Interviewee: Teresa Hicks
IWY SC 607  

Interviewer: Saznette P. Fleming
Date: June 10, 1977

Teresa Hicks was from Columbia, South Carolina. Hicks was not in favor of the Equal Rights Amendment because she felt that women were protected by the Fourteenth Amendment, the Constitution broadly, and “statutory law.” Interview includes discussion of: Hicks’ belief in equal rights for women, but not the Equal Rights Amendment; Hicks’ support of women’s organizing in general; and Hicks’ background growing up in a poor, white family.

Sound Recording

Transcript

Saznette P. Fleming:  Now we have with us?

Teresa Hicks:  I’m Teresa Hicks.

SF:  Would you like to tell me your purpose for being here today?

TH:     Yes.  As I understand it, this is a grassroots meeting for the grassroots to be heard on their feeling on topics of interest to women, and I’m here to express my views.

SF:  What are your views, may I ask?

TH:     Of what?

SF:  On this meeting.  What would you like to come out?

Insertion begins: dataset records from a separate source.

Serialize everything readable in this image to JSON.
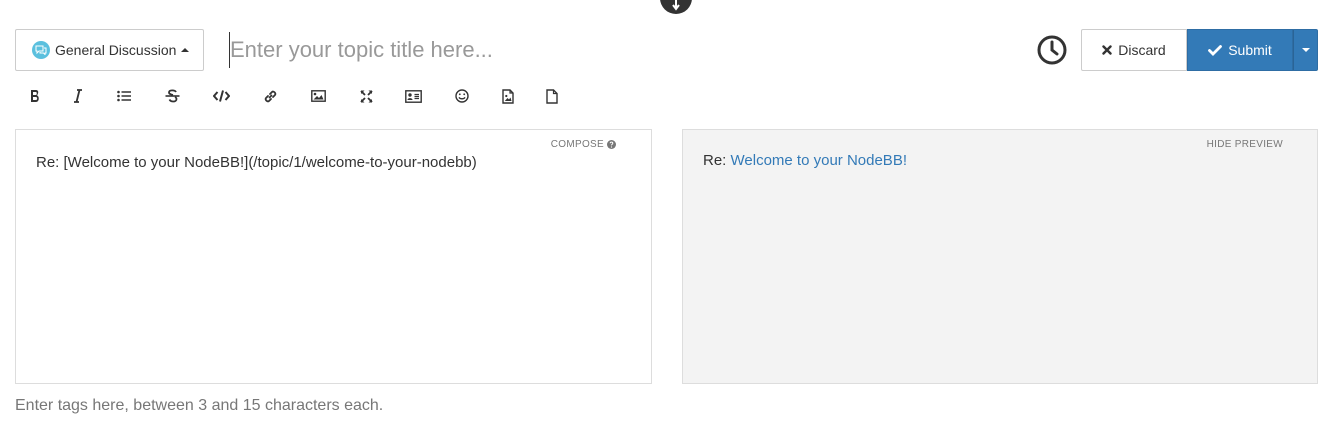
{
  "composer": {
    "category": {
      "label": "General Discussion",
      "icon": "comments-icon",
      "icon_color": "#5bc0de"
    },
    "title_input": {
      "placeholder": "Enter your topic title here...",
      "value": ""
    },
    "actions": {
      "discard_label": "Discard",
      "submit_label": "Submit",
      "submit_color": "#337ab7"
    },
    "toolbar": [
      {
        "name": "bold-icon"
      },
      {
        "name": "italic-icon"
      },
      {
        "name": "list-icon"
      },
      {
        "name": "strikethrough-icon"
      },
      {
        "name": "code-icon"
      },
      {
        "name": "link-icon"
      },
      {
        "name": "image-icon"
      },
      {
        "name": "fullscreen-icon"
      },
      {
        "name": "thumbnail-icon"
      },
      {
        "name": "emoji-icon"
      },
      {
        "name": "upload-image-icon"
      },
      {
        "name": "upload-file-icon"
      }
    ],
    "compose": {
      "help_label": "COMPOSE",
      "text": "Re: [Welcome to your NodeBB!](/topic/1/welcome-to-your-nodebb)"
    },
    "preview": {
      "toggle_label": "HIDE PREVIEW",
      "prefix": "Re: ",
      "link_text": "Welcome to your NodeBB!"
    },
    "tags_input": {
      "placeholder": "Enter tags here, between 3 and 15 characters each."
    }
  }
}
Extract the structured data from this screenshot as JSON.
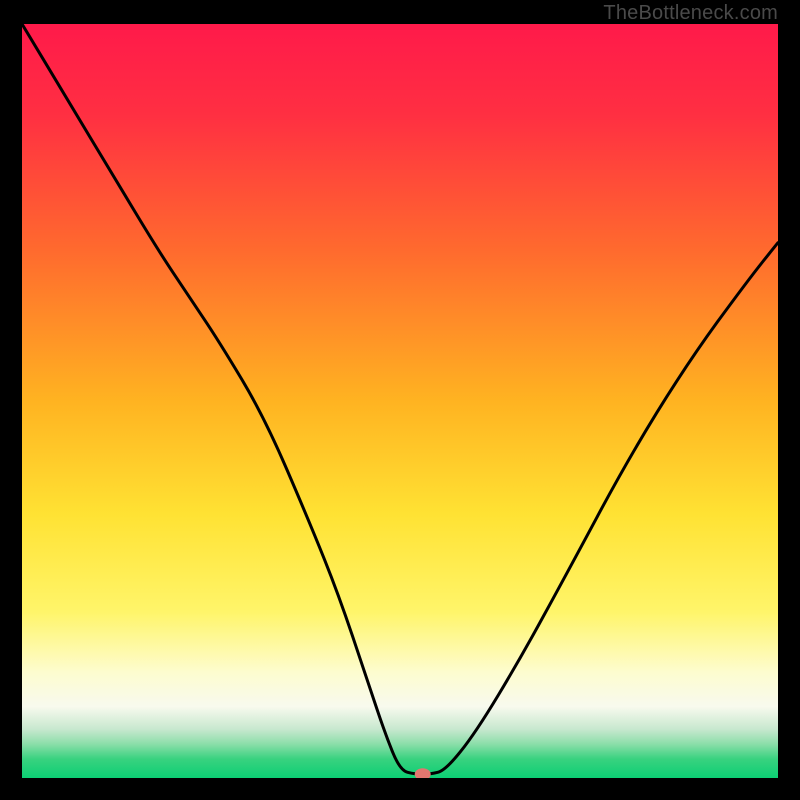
{
  "watermark": "TheBottleneck.com",
  "marker": {
    "color": "#e2766f",
    "radius_x": 8,
    "radius_y": 6
  },
  "curve_stroke": "#000000",
  "curve_width": 3,
  "gradient_stops": [
    {
      "offset": 0.0,
      "color": "#ff1a4a"
    },
    {
      "offset": 0.12,
      "color": "#ff2f42"
    },
    {
      "offset": 0.3,
      "color": "#ff6a2e"
    },
    {
      "offset": 0.5,
      "color": "#ffb321"
    },
    {
      "offset": 0.65,
      "color": "#ffe233"
    },
    {
      "offset": 0.78,
      "color": "#fff56a"
    },
    {
      "offset": 0.86,
      "color": "#fdfccf"
    },
    {
      "offset": 0.905,
      "color": "#f8faee"
    },
    {
      "offset": 0.935,
      "color": "#c8e8cf"
    },
    {
      "offset": 0.955,
      "color": "#8bdea9"
    },
    {
      "offset": 0.975,
      "color": "#38d27f"
    },
    {
      "offset": 1.0,
      "color": "#0ccf74"
    }
  ],
  "chart_data": {
    "type": "line",
    "title": "",
    "xlabel": "",
    "ylabel": "",
    "xlim": [
      0,
      100
    ],
    "ylim": [
      0,
      100
    ],
    "series": [
      {
        "name": "bottleneck-curve",
        "x": [
          0,
          6,
          12,
          18,
          22,
          26,
          32,
          38,
          42,
          46,
          48,
          50,
          52,
          54,
          56,
          60,
          66,
          72,
          80,
          88,
          96,
          100
        ],
        "y": [
          100,
          90,
          80,
          70,
          64,
          58,
          48,
          34,
          24,
          12,
          6,
          1,
          0.5,
          0.5,
          1,
          6,
          16,
          27,
          42,
          55,
          66,
          71
        ]
      }
    ],
    "annotations": [
      {
        "name": "minimum-marker",
        "x": 53,
        "y": 0.5
      }
    ],
    "legend": false,
    "grid": false
  }
}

TH:     Well, there are so many things covered that I don’t believe in the time of this interview that I could cover everything that I’d like to see come out of it.

SF:  You may start and we can take as long as you like.

TH:     Okay, I would like out of this meeting that we are not in favor of the Equal Rights Amendment, which was – the first notice given was a communication from the Carters that they are supporting that officially for rights of women, and as a grassroots speaker I’m opposed to it in areas of credit, employment, and various other areas where some women feel that they don’t have their rights.  I feel that I’m protected by law both at the Constitutional level and by statutory law that I have all the rights as a woman that I need.

SF:  So, your feeling about, we do not need to pursue this any further because we have the rights already, so we don’t have to get out there and stand up for a right that’s already given to us?

TH:     That’s right.  We already have these rights under the Fourteenth Amendment and under statutory laws for equal employment, equal credit, equal education; we already have all of this.

SF:  And the main objective that you would like to come out of this conference is not to see –

TH:     No, no, my main objective is a very positive one.  I would like to see come out of this meeting that women can get anything they want on their own merits and efforts.

SF:       But what I hear, you said you’re opposed to the Equal Rights Amendment.

TH:     That doesn’t mean I’m opposed to equal rights.  I’m opposed to an amendment.

SF:  So you figure that there’s enough in the Constitution now?

TH:     Yes, I feel that there is enough already under statutory law and Constitutional law, and I as a woman, I have been discriminated against because of my religion, but I have never been discriminated against because of my sex.

SF:  Well, I really appreciate you taking the time.  Is there anything else that you would like to add?

TH:     No, I think that summarizes.  And I’m not here in a negative aspect.  I’m here from a positive standpoint.  I’m forty-nine years old and achieved anything that I’ve wanted to achieve, despite economic deprivation.  I grew up in Columbia, South Carolina. As perhaps one of the poorest, white families in this area, and I have achieved everything that I wanted to achieve.  I have found no barriers based on any sort of law, and any discrimination that is not based on law cannot be changed by law.

SF:  I really appreciate you taking the time.  Thank you.